According to Wired, users of popular AI chatbots like Google’s Gemini and OpenAI’s ChatGPT are sharing techniques to create nonconsensual “bikini deepfakes” from photos of fully clothed women. In one specific case on Reddit, a user posted a photo of a woman in a sari and requested her clothes be “removed” and replaced with a bikini, which another user fulfilled. After Wired’s inquiry, Reddit’s safety team removed the post and banned the r/ChatGPTJailbreak subreddit, which had over 200,000 followers, under its “don’t break the site” rule. The report notes that in November, Google released its Nano Banana Pro imaging model, and OpenAI responded last week with ChatGPT Images, both tools that excel at tweaking existing photos. In limited tests, Wired confirmed that using basic English prompts could transform images of clothed women into bikini deepfakes on these platforms.

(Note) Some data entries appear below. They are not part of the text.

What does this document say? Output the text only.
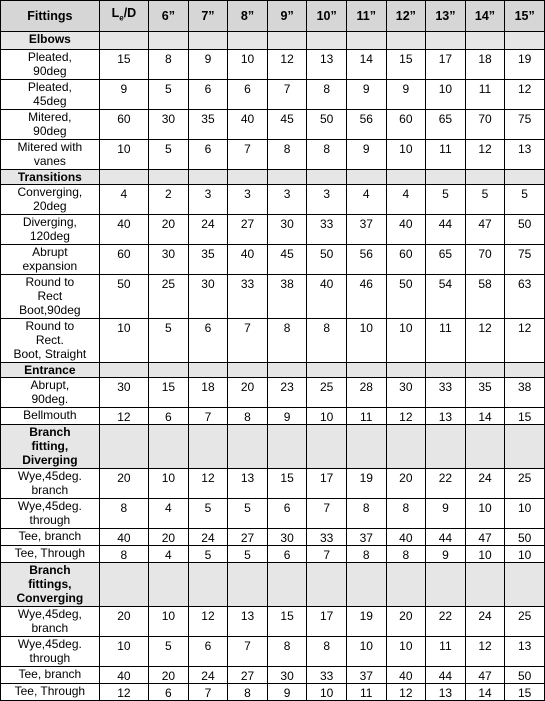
Fittings	$L_e/D$	6”	7”	8”	9”	10”	11”	12”	13”	14”	15”

Elbows											

Pleated,
90deg	15	8	9	10	12	13	14	15	17	18	19

Pleated,
45deg	9	5	6	6	7	8	9	9	10	11	12

Mitered,
90deg	60	30	35	40	45	50	56	60	65	70	75

Mitered with
vanes	10	5	6	7	8	8	9	10	11	12	13

Transitions											

Converging,
20deg	4	2	3	3	3	3	4	4	5	5	5

Diverging,
120deg	40	20	24	27	30	33	37	40	44	47	50

Abrupt
expansion	60	30	35	40	45	50	56	60	65	70	75

Round to
Rect
Boot,90deg	50	25	30	33	38	40	46	50	54	58	63

Round to
Rect.
Boot, Straight	10	5	6	7	8	8	10	10	11	12	12

Entrance											

Abrupt,
90deg.	30	15	18	20	23	25	28	30	33	35	38

Bellmouth	12	6	7	8	9	10	11	12	13	14	15

Branch
fitting,
Diverging											

Wye,45deg.
branch	20	10	12	13	15	17	19	20	22	24	25

Wye,45deg.
through	8	4	5	5	6	7	8	8	9	10	10

Tee, branch	40	20	24	27	30	33	37	40	44	47	50

Tee, Through	8	4	5	5	6	7	8	8	9	10	10

Branch
fittings,
Converging											

Wye,45deg,
branch	20	10	12	13	15	17	19	20	22	24	25

Wye,45deg.
through	10	5	6	7	8	8	10	10	11	12	13

Tee, branch	40	20	24	27	30	33	37	40	44	47	50

Tee, Through	12	6	7	8	9	10	11	12	13	14	15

The arms race is already lost
Here’s the uncomfortable truth that this report lays bare: the technical guardrails on these models are fundamentally porous. The fact that Wired’s own tests could get these results with “basic prompts written in plain English” is terrifying. It shows we’re not talking about elite hackers here. We’re talking about any motivated individual with a grudge, a creepy obsession, or just a desire to cause harm. The companies are in a constant game of whack-a-mole, releasing more powerful models like Nano Banana Pro and ChatGPT Images, which inevitably come with new, unforeseen vulnerabilities. It’s a losing battle. Every improvement in “realism” and “editing” capability is a double-edged sword that gets sharper on the malicious side.
Consent is the casualty
And that’s the core of it, isn’t it? This isn’t just a tech bug. It’s a massive, scalable violation of consent. The report mentions millions visiting “nudify” websites, which means we’re looking at an industrial-scale harassment tool. The impact on the women targeted—who could be anyone from a public figure to an ex-partner to a random person whose photo was scraped online—is profound and deeply damaging. Reddit’s policy against “nonconsensual intimate media” is good, but it’s reactive. By the time a post is reported and taken down, the harm is done, and the image is likely saved and shared elsewhere. The platforms hosting the AI tools themselves are stuck in a tough spot: how do you build a useful, creative image editor while also making it impossible to weaponize?
Where do we go from here?
So what’s the solution? I think we have to stop pretending this is a purely technical problem that better algorithms will fix. Legal frameworks are scrambling to catch up, but they’re notoriously slow. Public shaming of the companies, as Wired did by notifying Reddit, creates some accountability. But the genie is out of the bottle. The ease of use is the killer feature here, and it’s also the catastrophic flaw. Maybe the answer lies less in the code and more in a cultural shift—making the creation and sharing of this material as socially reprehensible as it should be. But that’s a tall order in the darker corners of the internet. For now, it seems like a grim new reality we all have to grapple with, where a photo of you or someone you know is no longer just a photo. It’s potential raw material.